Billy looked at the book, and then at the face of the lady who had returned it. She dared not look at Slade.
“I suppose it is considered clever——”
“Have you a book of complaints?”
“No.”
“I suggest that you ought to keep one. One has a right to express one’s opinion.”
“Of course,” said Billy, “but need you do it on paper?”
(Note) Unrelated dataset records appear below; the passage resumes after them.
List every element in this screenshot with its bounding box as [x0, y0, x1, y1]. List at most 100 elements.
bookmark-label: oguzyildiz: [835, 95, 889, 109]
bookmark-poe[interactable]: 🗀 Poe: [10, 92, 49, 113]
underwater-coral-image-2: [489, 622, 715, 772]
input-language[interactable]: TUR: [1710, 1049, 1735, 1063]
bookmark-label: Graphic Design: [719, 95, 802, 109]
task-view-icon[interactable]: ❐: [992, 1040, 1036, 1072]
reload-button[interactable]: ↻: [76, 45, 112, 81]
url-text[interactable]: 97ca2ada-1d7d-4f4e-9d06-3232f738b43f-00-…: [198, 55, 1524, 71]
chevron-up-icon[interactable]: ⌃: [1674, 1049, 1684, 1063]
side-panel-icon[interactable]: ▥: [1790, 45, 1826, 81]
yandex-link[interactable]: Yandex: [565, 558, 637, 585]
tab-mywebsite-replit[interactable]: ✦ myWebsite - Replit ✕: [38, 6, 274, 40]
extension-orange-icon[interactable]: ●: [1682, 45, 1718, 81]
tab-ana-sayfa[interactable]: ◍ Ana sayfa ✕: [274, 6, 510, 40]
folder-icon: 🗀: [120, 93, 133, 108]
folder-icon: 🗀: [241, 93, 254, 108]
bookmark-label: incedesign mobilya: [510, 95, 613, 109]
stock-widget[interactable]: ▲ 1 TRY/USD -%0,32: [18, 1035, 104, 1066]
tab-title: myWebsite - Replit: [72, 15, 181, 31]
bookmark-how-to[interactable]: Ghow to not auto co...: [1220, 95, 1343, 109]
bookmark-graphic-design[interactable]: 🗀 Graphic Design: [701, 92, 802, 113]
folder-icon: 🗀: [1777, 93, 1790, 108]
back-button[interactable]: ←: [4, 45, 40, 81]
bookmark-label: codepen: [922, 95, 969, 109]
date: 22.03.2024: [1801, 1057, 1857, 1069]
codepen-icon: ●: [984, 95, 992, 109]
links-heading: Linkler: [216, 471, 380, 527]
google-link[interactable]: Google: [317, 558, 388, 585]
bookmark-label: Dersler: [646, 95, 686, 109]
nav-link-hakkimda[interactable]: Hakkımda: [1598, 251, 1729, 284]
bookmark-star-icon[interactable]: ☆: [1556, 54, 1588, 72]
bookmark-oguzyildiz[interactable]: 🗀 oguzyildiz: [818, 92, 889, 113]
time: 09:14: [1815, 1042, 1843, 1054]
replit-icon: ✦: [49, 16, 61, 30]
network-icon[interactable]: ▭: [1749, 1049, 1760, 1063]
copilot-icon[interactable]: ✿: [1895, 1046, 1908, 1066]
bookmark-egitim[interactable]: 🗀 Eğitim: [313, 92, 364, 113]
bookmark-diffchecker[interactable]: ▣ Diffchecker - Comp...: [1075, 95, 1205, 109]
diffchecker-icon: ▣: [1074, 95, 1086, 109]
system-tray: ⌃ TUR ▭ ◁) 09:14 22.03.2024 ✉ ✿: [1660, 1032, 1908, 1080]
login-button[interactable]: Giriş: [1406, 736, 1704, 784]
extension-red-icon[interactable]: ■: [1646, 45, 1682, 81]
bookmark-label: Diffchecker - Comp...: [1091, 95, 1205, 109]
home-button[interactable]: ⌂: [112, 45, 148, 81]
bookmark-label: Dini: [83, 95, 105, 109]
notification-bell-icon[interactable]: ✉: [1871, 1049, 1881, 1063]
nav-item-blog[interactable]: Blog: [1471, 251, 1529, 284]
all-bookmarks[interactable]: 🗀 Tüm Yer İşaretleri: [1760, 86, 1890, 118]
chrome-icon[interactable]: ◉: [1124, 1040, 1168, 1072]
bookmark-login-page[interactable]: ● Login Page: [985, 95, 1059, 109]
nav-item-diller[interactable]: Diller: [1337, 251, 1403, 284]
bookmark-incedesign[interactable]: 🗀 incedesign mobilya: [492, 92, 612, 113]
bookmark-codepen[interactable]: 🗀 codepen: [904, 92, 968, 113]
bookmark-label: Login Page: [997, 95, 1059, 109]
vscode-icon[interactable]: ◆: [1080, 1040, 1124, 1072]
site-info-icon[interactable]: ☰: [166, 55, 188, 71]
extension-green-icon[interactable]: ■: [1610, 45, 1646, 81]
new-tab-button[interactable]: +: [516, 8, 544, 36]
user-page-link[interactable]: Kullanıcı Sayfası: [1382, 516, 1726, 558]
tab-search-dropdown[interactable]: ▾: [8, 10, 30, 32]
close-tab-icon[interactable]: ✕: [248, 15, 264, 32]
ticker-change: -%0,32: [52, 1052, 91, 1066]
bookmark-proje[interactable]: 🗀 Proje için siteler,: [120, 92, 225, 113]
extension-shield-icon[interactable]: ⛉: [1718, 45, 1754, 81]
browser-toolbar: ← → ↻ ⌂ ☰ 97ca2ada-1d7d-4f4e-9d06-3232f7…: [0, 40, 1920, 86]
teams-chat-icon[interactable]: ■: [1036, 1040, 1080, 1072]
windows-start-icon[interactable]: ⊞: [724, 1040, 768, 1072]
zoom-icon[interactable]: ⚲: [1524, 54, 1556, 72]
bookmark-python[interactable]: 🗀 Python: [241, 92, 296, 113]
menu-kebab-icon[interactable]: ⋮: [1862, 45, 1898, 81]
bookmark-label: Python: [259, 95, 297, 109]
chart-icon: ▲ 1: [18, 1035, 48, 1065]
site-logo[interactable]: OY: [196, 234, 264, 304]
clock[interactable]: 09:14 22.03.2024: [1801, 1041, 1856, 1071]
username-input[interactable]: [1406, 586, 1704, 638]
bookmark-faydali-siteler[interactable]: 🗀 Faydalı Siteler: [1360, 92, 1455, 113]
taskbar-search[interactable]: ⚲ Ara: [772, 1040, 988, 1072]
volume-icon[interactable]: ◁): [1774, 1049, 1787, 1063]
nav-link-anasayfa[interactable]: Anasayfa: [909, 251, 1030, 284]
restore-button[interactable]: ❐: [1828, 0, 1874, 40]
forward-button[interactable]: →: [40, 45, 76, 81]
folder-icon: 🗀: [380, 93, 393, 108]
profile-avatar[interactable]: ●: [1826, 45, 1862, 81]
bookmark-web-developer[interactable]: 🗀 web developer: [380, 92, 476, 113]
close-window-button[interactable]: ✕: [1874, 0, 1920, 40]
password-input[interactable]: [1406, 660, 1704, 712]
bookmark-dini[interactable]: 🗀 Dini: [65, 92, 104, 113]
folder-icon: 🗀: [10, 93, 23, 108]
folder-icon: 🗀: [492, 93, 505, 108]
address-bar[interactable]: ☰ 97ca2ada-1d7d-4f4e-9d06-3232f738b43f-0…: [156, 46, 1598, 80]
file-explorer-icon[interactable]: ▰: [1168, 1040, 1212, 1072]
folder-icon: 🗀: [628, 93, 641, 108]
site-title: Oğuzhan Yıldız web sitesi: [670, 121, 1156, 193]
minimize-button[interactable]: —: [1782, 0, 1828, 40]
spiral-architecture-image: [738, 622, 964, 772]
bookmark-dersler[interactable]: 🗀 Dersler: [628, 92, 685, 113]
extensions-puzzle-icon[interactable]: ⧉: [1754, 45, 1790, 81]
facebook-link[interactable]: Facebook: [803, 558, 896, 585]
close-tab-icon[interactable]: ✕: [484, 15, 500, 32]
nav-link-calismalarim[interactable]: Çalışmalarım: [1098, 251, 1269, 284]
The lady gave her a sharp glance, the kind of glance sixty bestows upon flippant youth, and went her way in search of another book. Billy felt the table gently shaken. She looked instinctively at Slade, and met his ironic, laughing eyes. His lips moved slightly, and she could imagine him saying “How priceless! I’ve succeeded. I love shocking these people.”
She lowered her head and tried to appear absorbed in her ledger. She had a sudden sense of intimate, laughing nearness to him. Something had passed, a flash of mischievous sympathy, and realizing it, she felt suddenly serious. She was sure now—without quite knowing how she knew it, that alchemy was so much moonshine, and that his coming had been deliberate and planned.
She felt suddenly hot. She did not look at him again. She attended to business.
But she could not ignore him when he came and stood beside her for a moment.
“Thanks—so much. Sorry you have such a shocking person on your shelves.”
Their eyes met. He smiled, put on his broad-brimmed hat, and left her wondering. He perplexed her.